Readings: See latest info page (Sakai home page) for specific chapter/section links to ODS textbook, notes, Sedgewick slides.
- USet: multiplicative hash functions.
- How does multiplicative hashing work?
user data --> int --> random index
x --> y = hashCode(x) --> (z*y) >> (w-d)
- Why does it use the high order bits instead of the low order bits?
example: y = 47, z = z1*10 + z0, yz = (4*z0 + 7*z1)*10 + 7*z0.
Notice that the 10's digit of z*y is a random combination of both digits of y,
whereas the units digit of z*y just involves the units digit of y.
- Priority Queue: add(x), x = extractMin()
- Heap property: at each node parent item less than child items.
- Binary Heap of n items
- [What:] 2 views: (1) left complete binary tree with heap property. (2) array, i's left child at 2i+1.
- [What:] log(n) time for add, extractMin
- [How:] add: put at bottom, bubble up. extractMin: put bottom item at root , trickle down.
- Meldable Heap
- [What:] Merge is the key function (and also the new user feature)
- [How:] add: make a one node 2nd tree, merge. extractMin: merge left and right subtrees. merge: preserve heap prop. flip coin to decide left or right.
- [What:] log(n) expected time for add, extractMin, merge
- [How:] expected random walk length in any binary tree is proportional to log(n).
- SSet: add(x), remove(x), find(x), x = first(), x = next()
- Binary Search Tree
- The BST property is left to right sortedness: at all u, u->x is greater than all items in u->left and less than all items in u->right.
- the SSet functions run in worst case time proportional to the tree height.

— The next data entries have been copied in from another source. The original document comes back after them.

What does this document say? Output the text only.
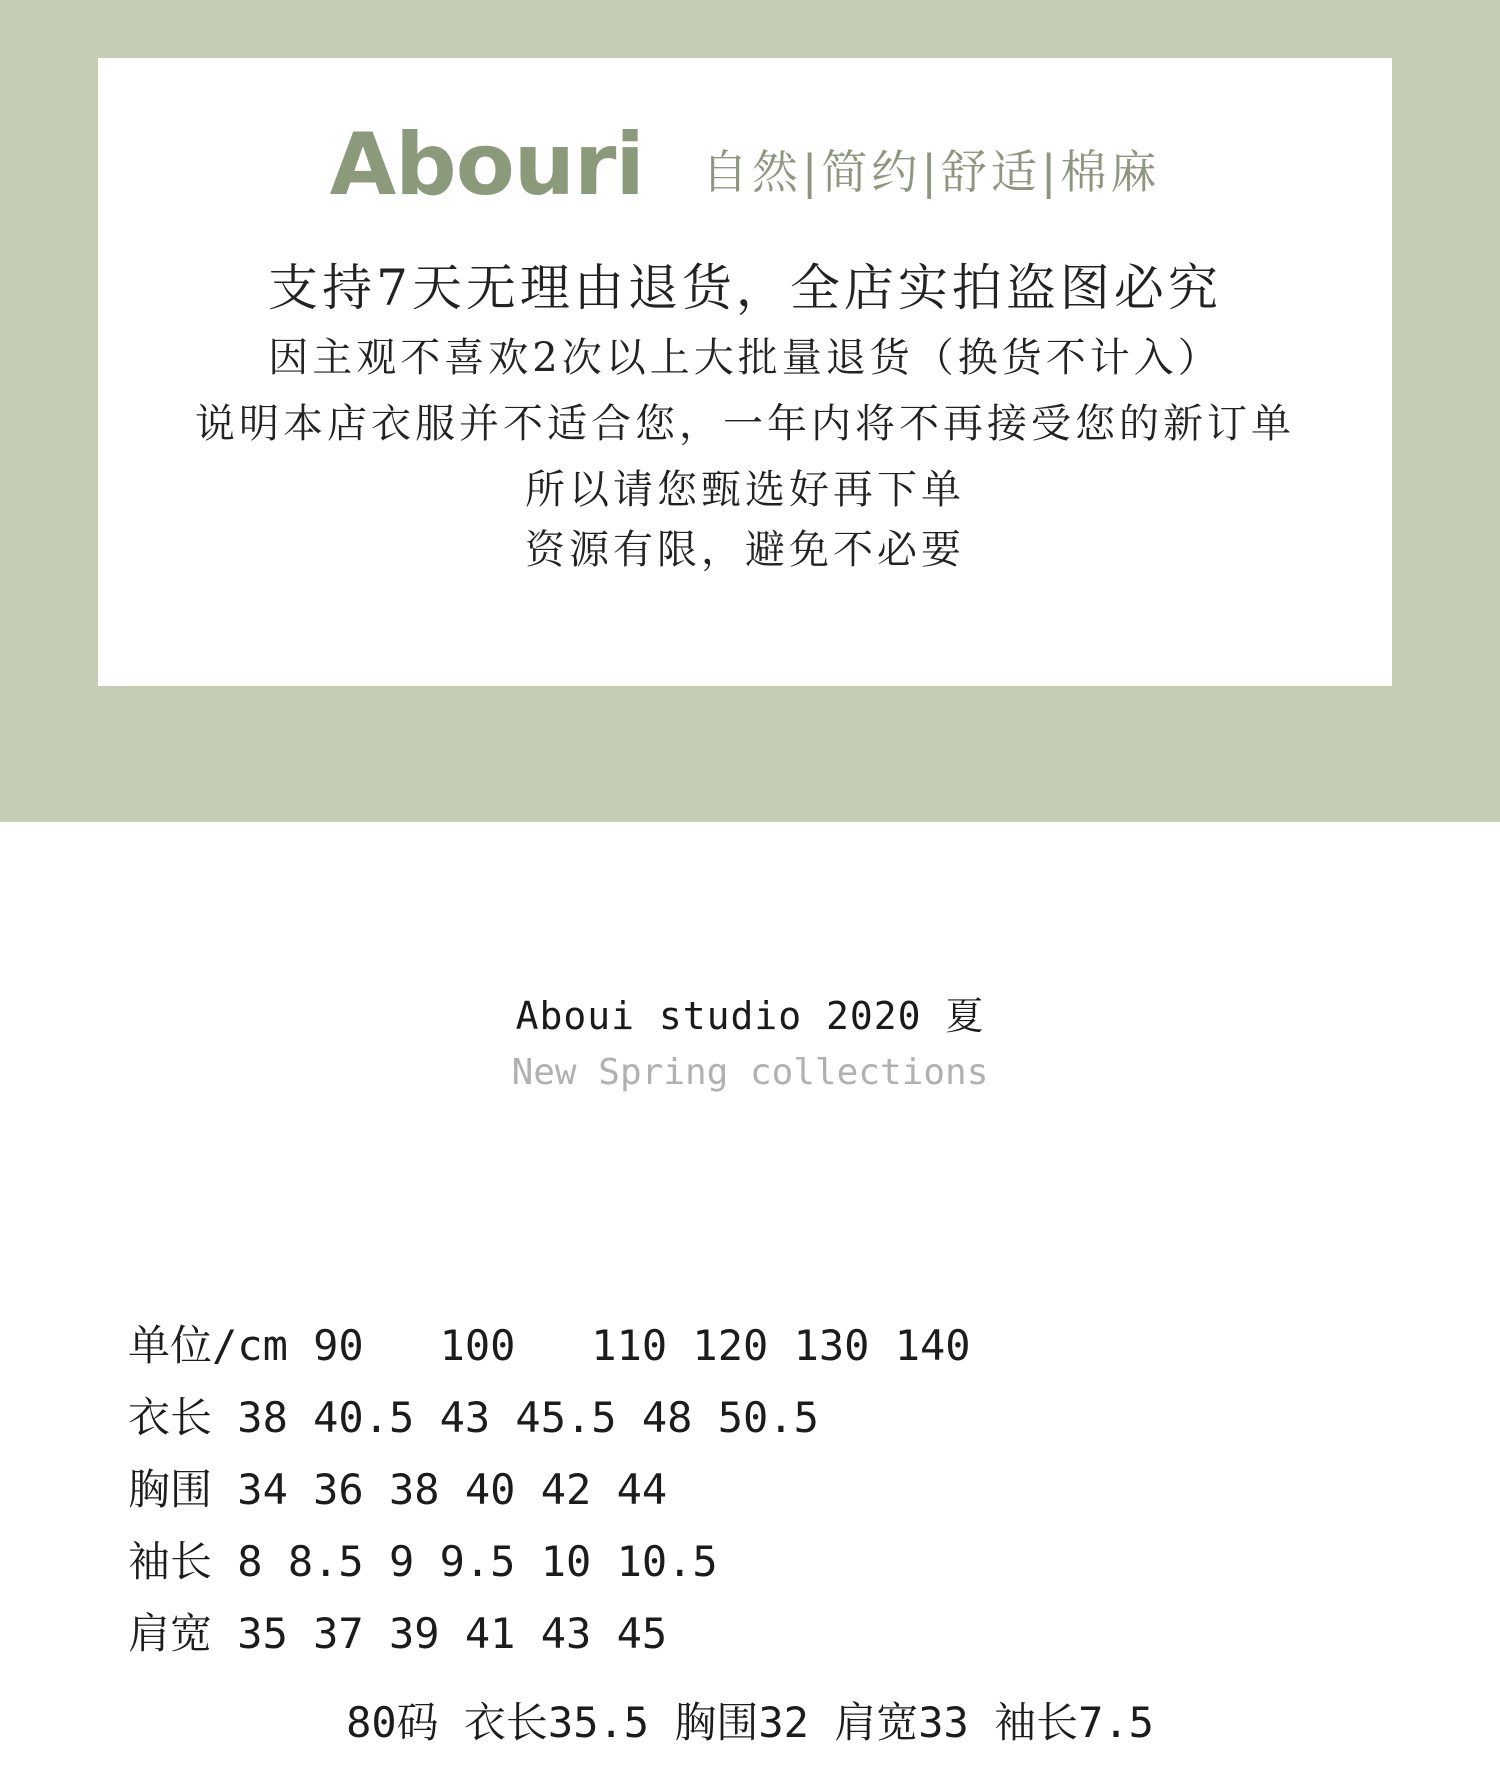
Abouri 自然|简约|舒适|棉麻
支持7天无理由退货，全店实拍盗图必究
因主观不喜欢2次以上大批量退货（换货不计入）
说明本店衣服并不适合您，一年内将不再接受您的新订单
所以请您甄选好再下单
资源有限，避免不必要
Aboui studio 2020 夏
New Spring collections
单位/cm 90   100   110 120 130 140
衣长 38 40.5 43 45.5 48 50.5
胸围 34 36 38 40 42 44
袖长 8 8.5 9 9.5 10 10.5
肩宽 35 37 39 41 43 45
80码 衣长35.5 胸围32 肩宽33 袖长7.5
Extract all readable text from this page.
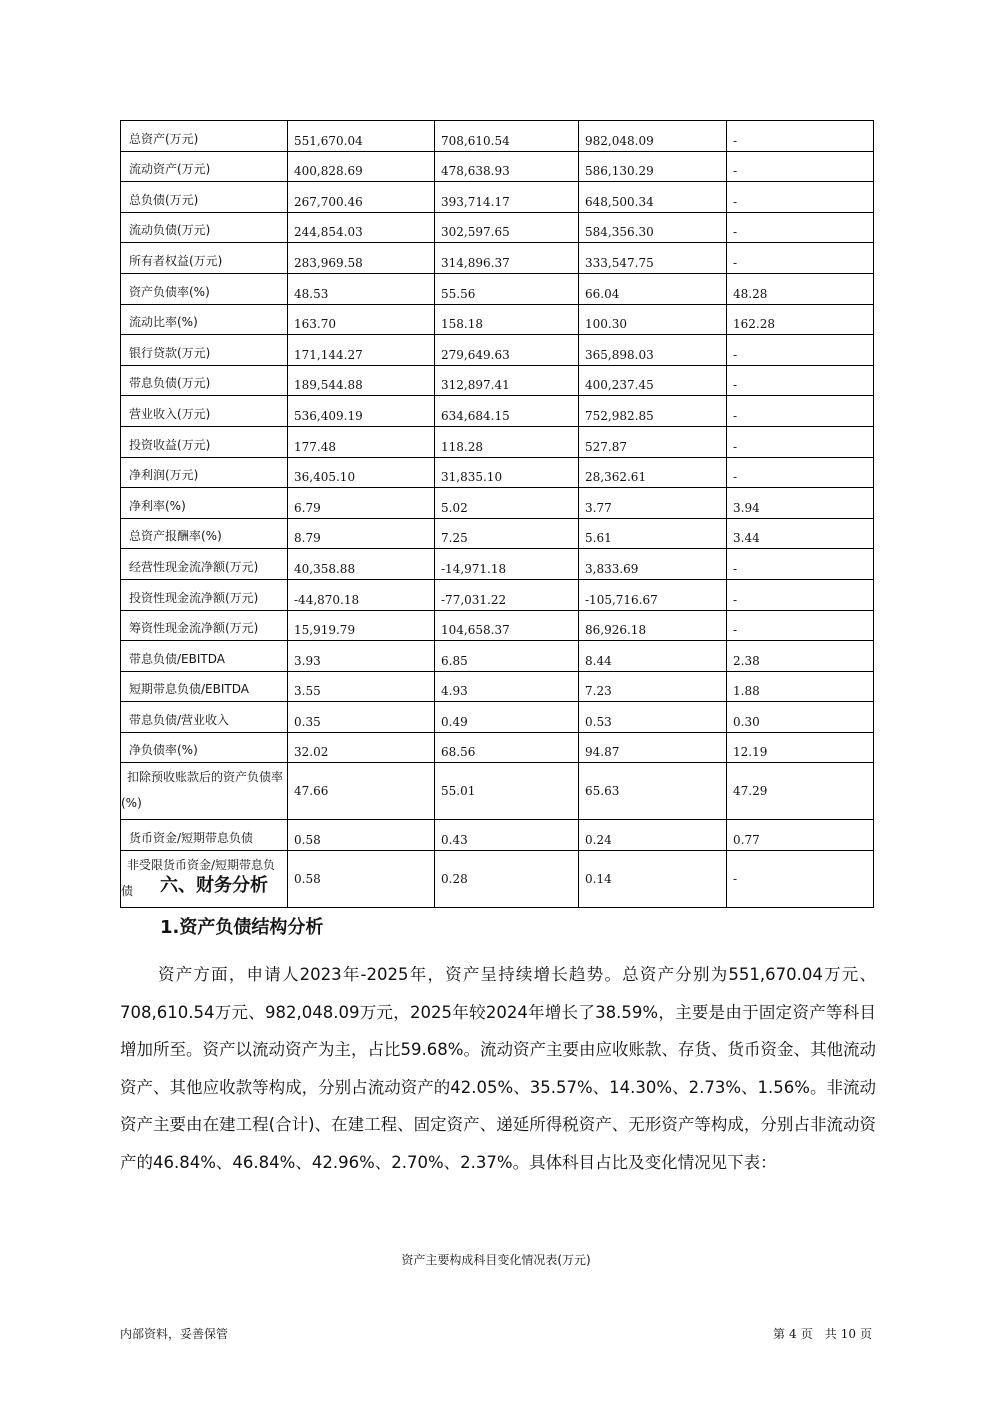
总资产(万元)	551,670.04	708,610.54	982,048.09	-
流动资产(万元)	400,828.69	478,638.93	586,130.29	-
总负债(万元)	267,700.46	393,714.17	648,500.34	-
流动负债(万元)	244,854.03	302,597.65	584,356.30	-
所有者权益(万元)	283,969.58	314,896.37	333,547.75	-
资产负债率(%)	48.53	55.56	66.04	48.28
流动比率(%)	163.70	158.18	100.30	162.28
银行贷款(万元)	171,144.27	279,649.63	365,898.03	-
带息负债(万元)	189,544.88	312,897.41	400,237.45	-
营业收入(万元)	536,409.19	634,684.15	752,982.85	-
投资收益(万元)	177.48	118.28	527.87	-
净利润(万元)	36,405.10	31,835.10	28,362.61	-
净利率(%)	6.79	5.02	3.77	3.94
总资产报酬率(%)	8.79	7.25	5.61	3.44
经营性现金流净额(万元)	40,358.88	-14,971.18	3,833.69	-
投资性现金流净额(万元)	-44,870.18	-77,031.22	-105,716.67	-
筹资性现金流净额(万元)	15,919.79	104,658.37	86,926.18	-
带息负债/EBITDA	3.93	6.85	8.44	2.38
短期带息负债/EBITDA	3.55	4.93	7.23	1.88
带息负债/营业收入	0.35	0.49	0.53	0.30
净负债率(%)	32.02	68.56	94.87	12.19
扣除预收账款后的资产负债率(%)	47.66	55.01	65.63	47.29
货币资金/短期带息负债	0.58	0.43	0.24	0.77
非受限货币资金/短期带息负债	0.58	0.28	0.14	-
六、财务分析
1.资产负债结构分析

资产方面，申请人2023年-2025年，资产呈持续增长趋势。总资产分别为551,670.04万元、708,610.54万元、982,048.09万元，2025年较2024年增长了38.59%，主要是由于固定资产等科目增加所至。资产以流动资产为主，占比59.68%。流动资产主要由应收账款、存货、货币资金、其他流动资产、其他应收款等构成，分别占流动资产的42.05%、35.57%、14.30%、2.73%、1.56%。非流动资产主要由在建工程(合计)、在建工程、固定资产、递延所得税资产、无形资产等构成，分别占非流动资产的46.84%、46.84%、42.96%、2.70%、2.37%。具体科目占比及变化情况见下表：

资产主要构成科目变化情况表(万元)
内部资料，妥善保管	第 4 页　共 10 页
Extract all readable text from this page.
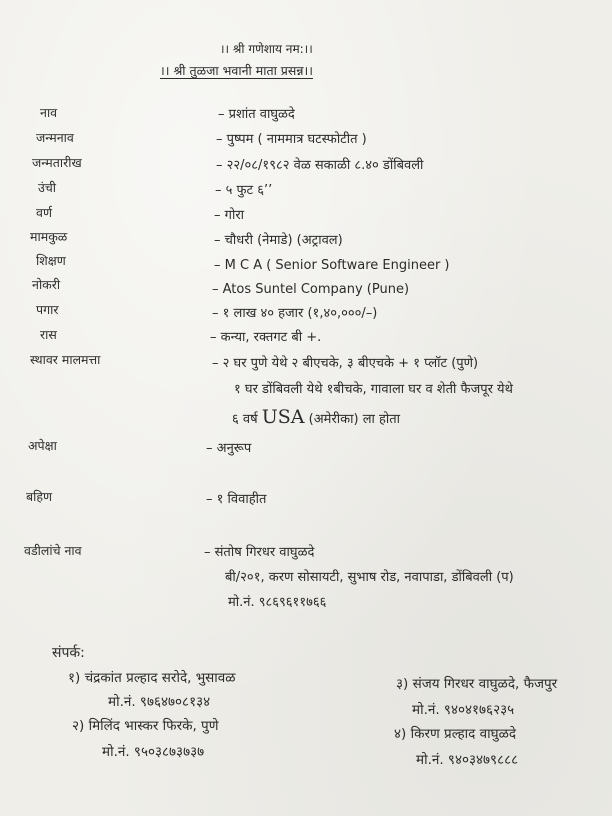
।। श्री गणेशाय नम:।।
।। श्री तुळजा भवानी माता प्रसन्न।।
नाव	– प्रशांत वाघुळदे
जन्मनाव	– पुष्पम ( नाममात्र घटस्फोटीत )
जन्मतारीख	– २२/०८/१९८२ वेळ सकाळी ८.४० डोंबिवली
उंची	– ५ फुट ६’’
वर्ण	– गोरा
मामकुळ	– चौधरी (नेमाडे) (अट्रावल)
शिक्षण	– M C A ( Senior Software Engineer )
नोकरी	– Atos Suntel Company (Pune)
पगार	– १ लाख ४० हजार (१,४०,०००/–)
रास	– कन्या, रक्तगट बी +.
स्थावर मालमत्ता	– २ घर पुणे येथे २ बीएचके, ३ बीएचके + १ प्लॉट (पुणे)
१ घर डोंबिवली येथे १बीचके, गावाला घर व शेती फैजपूर येथे
६ वर्ष USA (अमेरीका) ला होता
अपेक्षा	– अनुरूप
बहिण	– १ विवाहीत
वडीलांचे नाव	– संतोष गिरधर वाघुळदे
बी/२०१, करण सोसायटी, सुभाष रोड, नवापाडा, डोंबिवली (प)
मो.नं. ९८६९६११७६६
संपर्क:
१) चंद्रकांत प्रल्हाद सरोदे, भुसावळ
मो.नं. ९७६४७०८१३४
२) मिलिंद भास्कर फिरके, पुणे
मो.नं. ९५०३८७३७३७
३) संजय गिरधर वाघुळदे, फैजपुर
मो.नं. ९४०४१७६२३५
४) किरण प्रल्हाद वाघुळदे
मो.नं. ९४०३४७९८८८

- If the tree is built by additing items in random order then the tree height is expected to be proportional to log(n).
- a sequence of m SSet ops on a BST runs in average time O(log(m)) per op. (averaging over all possible op sequences).
- Balancing schemes
- Treap: combine bst(user items) and heap(internal random priorities)
- [What:] A seq of m ops runs in expected time O(log(m)) per op.
(averaging over randomly set -- artificial -- priorities).
- [How:] add: add ordinary bst style. Then fix priorities (heap property) via rotations.
- [Why:] root is random (whichever item happened to get lowest priority number). Therefore Treap's expected behaviour is unbalanced BST's average behaviour.
- 2-3-4 tree
- [What:] Nodes have 1,2 or 3 keys (2,3, or 4 children).
- [What:] All leaves are at the same depth.
- [How:] split 4 nodes, putting center key in node above...
- [What:] Worst case search path length is O(log(n)).
- [Why:] Tree height between log4(n) and log2(n)
- [What:] Device for understanding RBT (red-black trees)
- [What:] 2-3 tree: never leave any 4 nodes at the end of an add or remove.
- Red-Black tree
- [What:] Best implementation strategy for 2-3-4 trees
- [What:] Nodes have "red" or "black" link to parent
- [What:] All leaves are at the same black depth.
- [What:] No 2 reds in a row.
- [Why:] then no path longer than twice the 2-3-4 tree height.
- [How:] 3 node = 2 nodes with red link between. Left leaning: red link to left child.
- [How:] split 4 nodes = color flip
- [What:] Worst case search path length is O(log(n)).
- [How:] add: can do BST add followed by fixup on the way up.
- [How:] Use rotations to (a) make 3-nodes left leaning, (b) fix malformed 4-nodes (may require 2 rotations).